Can I ask if for your MIT or BSD licensed code you would expect the License to be presented to app users in the application or if you would be satisfied with it only being included in the bundle and needing to be explored on a computer to get at?
— A posthaven user

I'd be satisfied with it being in the bundle somehow, as that satisfies the license. I enjoy it when it's presented in the UI somehow, but the license doesn't require it.
— mikeash

Mikeash - You said "Ship the code, ship the license." However, when apps are submitted to the store, only the binary is shipped - while it may seem like a minor difference, I think it is significant.

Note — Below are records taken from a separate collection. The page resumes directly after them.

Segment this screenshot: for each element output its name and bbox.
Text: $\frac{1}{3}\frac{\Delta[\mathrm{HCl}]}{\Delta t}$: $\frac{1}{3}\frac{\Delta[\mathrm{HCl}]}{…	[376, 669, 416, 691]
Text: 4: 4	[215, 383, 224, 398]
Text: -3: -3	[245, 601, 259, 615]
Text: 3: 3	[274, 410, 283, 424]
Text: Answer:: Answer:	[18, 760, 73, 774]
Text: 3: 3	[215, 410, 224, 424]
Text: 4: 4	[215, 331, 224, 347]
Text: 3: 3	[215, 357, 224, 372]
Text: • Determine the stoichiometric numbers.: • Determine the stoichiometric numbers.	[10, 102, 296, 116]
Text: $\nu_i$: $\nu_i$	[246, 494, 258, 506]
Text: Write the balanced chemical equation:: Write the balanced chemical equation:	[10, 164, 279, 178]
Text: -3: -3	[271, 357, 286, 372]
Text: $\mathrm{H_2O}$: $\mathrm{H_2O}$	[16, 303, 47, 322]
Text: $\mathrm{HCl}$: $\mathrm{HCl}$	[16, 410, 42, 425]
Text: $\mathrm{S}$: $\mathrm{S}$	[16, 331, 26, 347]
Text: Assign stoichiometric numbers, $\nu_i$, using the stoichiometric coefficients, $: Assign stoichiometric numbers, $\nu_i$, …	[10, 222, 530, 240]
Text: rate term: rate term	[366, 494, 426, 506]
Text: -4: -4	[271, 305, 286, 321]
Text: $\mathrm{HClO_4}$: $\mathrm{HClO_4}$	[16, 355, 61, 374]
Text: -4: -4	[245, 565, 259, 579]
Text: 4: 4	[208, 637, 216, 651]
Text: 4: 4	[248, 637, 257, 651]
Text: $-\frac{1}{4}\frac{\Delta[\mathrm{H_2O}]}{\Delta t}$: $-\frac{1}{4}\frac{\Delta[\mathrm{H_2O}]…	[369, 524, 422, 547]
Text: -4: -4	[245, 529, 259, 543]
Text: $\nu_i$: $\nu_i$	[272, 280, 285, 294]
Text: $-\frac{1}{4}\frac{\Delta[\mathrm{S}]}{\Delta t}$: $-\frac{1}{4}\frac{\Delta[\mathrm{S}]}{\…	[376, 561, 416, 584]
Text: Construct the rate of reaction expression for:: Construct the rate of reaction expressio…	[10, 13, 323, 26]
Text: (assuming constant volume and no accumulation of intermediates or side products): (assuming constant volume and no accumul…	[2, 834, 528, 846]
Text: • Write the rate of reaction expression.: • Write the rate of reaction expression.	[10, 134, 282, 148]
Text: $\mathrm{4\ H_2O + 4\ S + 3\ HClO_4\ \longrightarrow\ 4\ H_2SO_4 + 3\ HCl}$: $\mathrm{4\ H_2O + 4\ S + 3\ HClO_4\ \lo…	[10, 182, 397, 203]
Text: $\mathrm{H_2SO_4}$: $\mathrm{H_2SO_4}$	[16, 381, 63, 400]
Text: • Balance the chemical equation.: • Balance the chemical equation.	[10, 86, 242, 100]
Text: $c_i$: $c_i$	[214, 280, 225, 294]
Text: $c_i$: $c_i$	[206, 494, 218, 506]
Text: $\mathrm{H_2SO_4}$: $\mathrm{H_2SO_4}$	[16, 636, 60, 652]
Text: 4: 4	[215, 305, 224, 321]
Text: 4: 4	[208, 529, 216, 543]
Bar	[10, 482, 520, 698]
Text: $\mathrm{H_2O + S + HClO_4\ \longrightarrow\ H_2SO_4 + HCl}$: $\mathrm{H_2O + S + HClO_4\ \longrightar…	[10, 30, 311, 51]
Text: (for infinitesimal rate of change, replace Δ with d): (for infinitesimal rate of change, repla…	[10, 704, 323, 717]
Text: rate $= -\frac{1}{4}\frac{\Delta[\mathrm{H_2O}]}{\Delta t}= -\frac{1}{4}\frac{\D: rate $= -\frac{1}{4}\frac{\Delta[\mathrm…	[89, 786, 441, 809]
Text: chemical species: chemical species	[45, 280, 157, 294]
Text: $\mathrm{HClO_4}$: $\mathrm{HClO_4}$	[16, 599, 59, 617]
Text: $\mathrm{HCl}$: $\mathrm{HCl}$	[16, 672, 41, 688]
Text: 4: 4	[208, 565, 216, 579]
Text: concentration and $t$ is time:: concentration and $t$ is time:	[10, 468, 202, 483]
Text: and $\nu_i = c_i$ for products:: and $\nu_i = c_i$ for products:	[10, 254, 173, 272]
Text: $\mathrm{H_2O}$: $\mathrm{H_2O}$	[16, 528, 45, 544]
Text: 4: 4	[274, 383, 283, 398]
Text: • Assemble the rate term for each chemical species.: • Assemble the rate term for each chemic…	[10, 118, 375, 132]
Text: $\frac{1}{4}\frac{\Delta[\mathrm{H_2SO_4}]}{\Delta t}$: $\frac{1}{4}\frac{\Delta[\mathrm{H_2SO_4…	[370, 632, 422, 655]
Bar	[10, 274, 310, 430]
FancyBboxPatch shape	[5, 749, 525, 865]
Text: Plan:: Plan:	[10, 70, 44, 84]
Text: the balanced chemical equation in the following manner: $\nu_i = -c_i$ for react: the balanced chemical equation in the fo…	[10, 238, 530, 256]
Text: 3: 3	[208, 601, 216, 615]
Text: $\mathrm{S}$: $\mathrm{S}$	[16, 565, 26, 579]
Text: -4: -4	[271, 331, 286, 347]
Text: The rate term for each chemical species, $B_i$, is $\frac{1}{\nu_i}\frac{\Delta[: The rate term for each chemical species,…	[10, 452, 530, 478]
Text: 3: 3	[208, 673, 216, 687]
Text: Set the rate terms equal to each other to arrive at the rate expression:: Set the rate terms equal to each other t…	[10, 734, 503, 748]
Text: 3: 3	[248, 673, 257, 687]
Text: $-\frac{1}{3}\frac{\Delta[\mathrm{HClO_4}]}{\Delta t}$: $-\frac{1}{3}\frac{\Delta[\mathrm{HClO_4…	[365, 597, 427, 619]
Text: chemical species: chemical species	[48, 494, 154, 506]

When I publish the source code with my app along with an open source library, the license exists to protect the original developer of the open source library in case somebody copies my copy of their library and hurts themselves. If I were to remove the license
from the code in that case, somebody adapting my code may try to claim liability from the original open source library - this is why the license must be redistributed with the code. However, once I have built my final binary for the end user on the store,
nobody can further use the original code as it is not present on the store. If a user claims damages from *using* my app in its binary form, I'm bound by the license terms of the store - and the original open source libraries licenses to which I am bound prevent
me from "transferring blame upstream". The disclaimer is for the developer, who is accepting responsibility by using the libraries, not the user. Of course, I'm not a legal expert and I have not extensively studied the art of licensing, but this is just my
take on the "shipping binary vs original code" perspective - I'd love to hear your thoughts on this stance.